Your True Hero
Procrastinating about writing an introductory chapter for my major project, I stumbled on a compelling site: yourtruehero. The site founder, Gary Hale, explains how the site came to be in a fascinating way:
A number of people have inquired about how this project began. The answer is pretty simple.
About two years ago my family was celebrating a traditional holiday dinner. As I looked around the room, filled with relatives, I felt a sense of gratitude for the people who were there and for their contributions to everyday life. A World War II veteran, several educators, a hospice nurse, a police officer, health care workers, a volunteer karate instructor, a court system employee and small business owners – the list went on. These are all good and decent people who quietly go about their jobs, seeking neither praise nor celebrity, but each making the world a little better by their efforts. It occurred to me that millions of other families with equally good people were gathered together in their homes all around the country. I make no claim that my family is superior or more noble than the next but I do believe that we hear too little of the stories of people like these – the true heroes of everyday life.

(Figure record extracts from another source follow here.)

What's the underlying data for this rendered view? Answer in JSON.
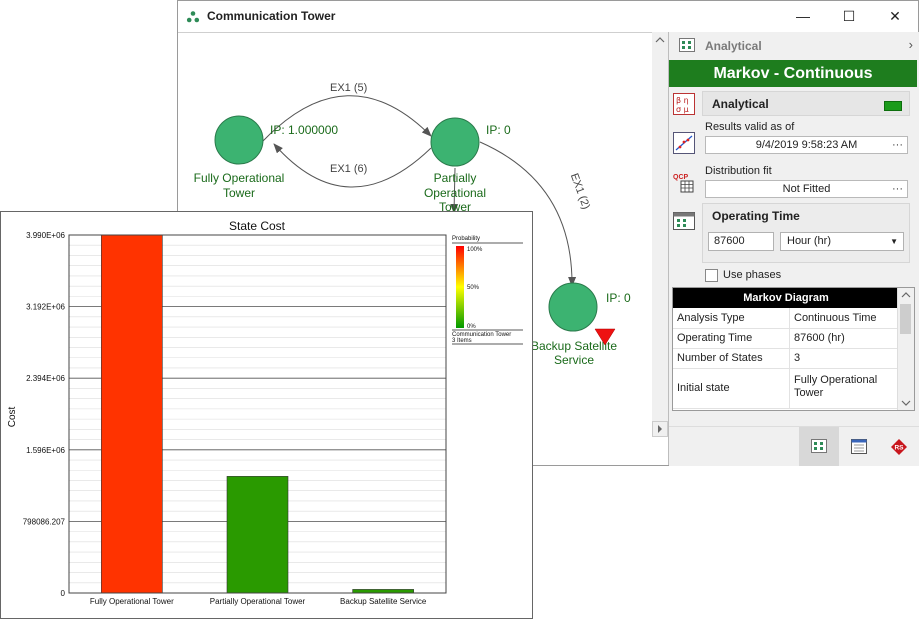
{
  "window": {
    "title": "Communication Tower",
    "minimize_glyph": "—",
    "maximize_glyph": "☐",
    "close_glyph": "✕"
  },
  "diagram": {
    "states": [
      {
        "name": "Fully Operational Tower",
        "line1": "Fully Operational",
        "line2": "Tower",
        "ip": "IP: 1.000000"
      },
      {
        "name": "Partially Operational Tower",
        "line1": "Partially",
        "line2": "Operational",
        "line3": "Tower",
        "ip": "IP: 0"
      },
      {
        "name": "Backup Satellite Service",
        "line1": "Backup Satellite",
        "line2": "Service",
        "ip": "IP: 0"
      }
    ],
    "transitions": [
      {
        "label": "EX1 (5)"
      },
      {
        "label": "EX1 (6)"
      },
      {
        "label": "EX1 (2)"
      }
    ],
    "state_color": "#3cb371",
    "warning_color": "#ee1111"
  },
  "panel": {
    "header": "Analytical",
    "banner": "Markov - Continuous",
    "analytical_title": "Analytical",
    "results_label": "Results valid as of",
    "results_value": "9/4/2019 9:58:23 AM",
    "dist_label": "Distribution fit",
    "dist_value": "Not Fitted",
    "optime_title": "Operating Time",
    "optime_value": "87600",
    "optime_unit": "Hour (hr)",
    "use_phases": "Use phases",
    "ellipsis": "···",
    "tools": [
      "parameters-icon",
      "plot-icon",
      "qcp-calculator-icon",
      "diagram-settings-icon"
    ]
  },
  "markov_table": {
    "title": "Markov Diagram",
    "rows": [
      {
        "key": "Analysis Type",
        "value": "Continuous Time"
      },
      {
        "key": "Operating Time",
        "value": "87600 (hr)"
      },
      {
        "key": "Number of States",
        "value": "3"
      },
      {
        "key": "Initial state",
        "value": "Fully Operational Tower"
      }
    ]
  },
  "chart_data": {
    "type": "bar",
    "title": "State Cost",
    "ylabel": "Cost",
    "xlabel": "",
    "categories": [
      "Fully Operational Tower",
      "Partially Operational Tower",
      "Backup Satellite Service"
    ],
    "values": [
      3990000,
      1300000,
      40000
    ],
    "colors": [
      "#ff3300",
      "#2a9a00",
      "#2a9a00"
    ],
    "ylim": [
      0,
      3990000
    ],
    "ytick_labels": [
      "0",
      "798086.207",
      "1.596E+06",
      "2.394E+06",
      "3.192E+06",
      "3.990E+06"
    ],
    "grid": true,
    "legend": {
      "title": "Probability",
      "ticks": [
        "100%",
        "50%",
        "0%"
      ],
      "group": "Communication Tower",
      "items": "3 Items",
      "placement": "right"
    }
  }
}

Later that night, after the last guest was bid goodbye and the kids were asleep, I spent 10 minutes flipping through the cable channels on television. There they were – back to back to back: Monica Lewinsky, Dennis Rodman, and Eminem. Now, I have no personal grudge against those three but I do know that there is not one more thing about them that I possibly care to learn.
Why do we hear so much about meaningless celebrities and so little about good people whose stories are compelling, interesting and inspiring? Why is it that some movie star’s third divorce is more noticed than the story of the firefighter rushing into a building to save a small child or the nurse tending to a lonely and sick old man? Do I really have to hear any more about Puff Daddy?
So that is how this started. Through some trial and many errors Jakub Skoniecki and I finally got this website up and running. Actually, I kept revising the ideas and Jakub got it running since I know absolutely nothing about Web site development. Thank God for Jakub!
We hit upon the idea of offering a scholarship contest just to see if a few hundred students would think about the difference between true heroism and meaningless celebrity. We never expected to have more than 320,000 visitors and 18,000 true hero stories in just over a month.
It just goes to show that people do appreciate the contributions of true heroes— those ordinary people making an extraordinary difference in everyday life. We intend to keep chugging along and posting the stories of the world’s true heroes.
Heroic consciousness permeates life. While Carlyle and Emerson’s model of “great men” has been replaced by a model of displacement and disappearance— the hero becomes the anonymous soldier or fireman, or a mythic construct like “the people”— humans seem to insist on the necessity of heroes. We can’t deal with the complexity of individual psyches any more, it seems. We insist on heroes that are “ordinary” and yet able to make an “extraordinary” difference. More than that, we insist that there must be a “meaning” before we assign value. I’ve heard scholars preach the value of Lewinsky, while Hale dismisses her. I could envision a similar argument for Rodman’s value as transgressor, an update of the Jesse James outlaw mentality. And Eminem seems to be another case of critic as hero. The models I’ve been exploring in the eighteenth century seem to explain all of these splinter groups of heroic valuation. The more I explore this the more I believe that valuation exists as a dialogue outside of considerations of power— and it does not benefit by being to reduced to notions of cultural capital, as is the case in Bourdieu. Why do we need heroes so much, and why are the models so contradictory?
Enough stalling for now. But the success of this web site really makes me think that I’m on the right track. For as much as we might protest “we don’t need another hero”— obviously, the majority of the population seems to. It’s a sort of cultural glue, and a battleground where the concepts of solidarity are debated and strut and fret themselves across the stage.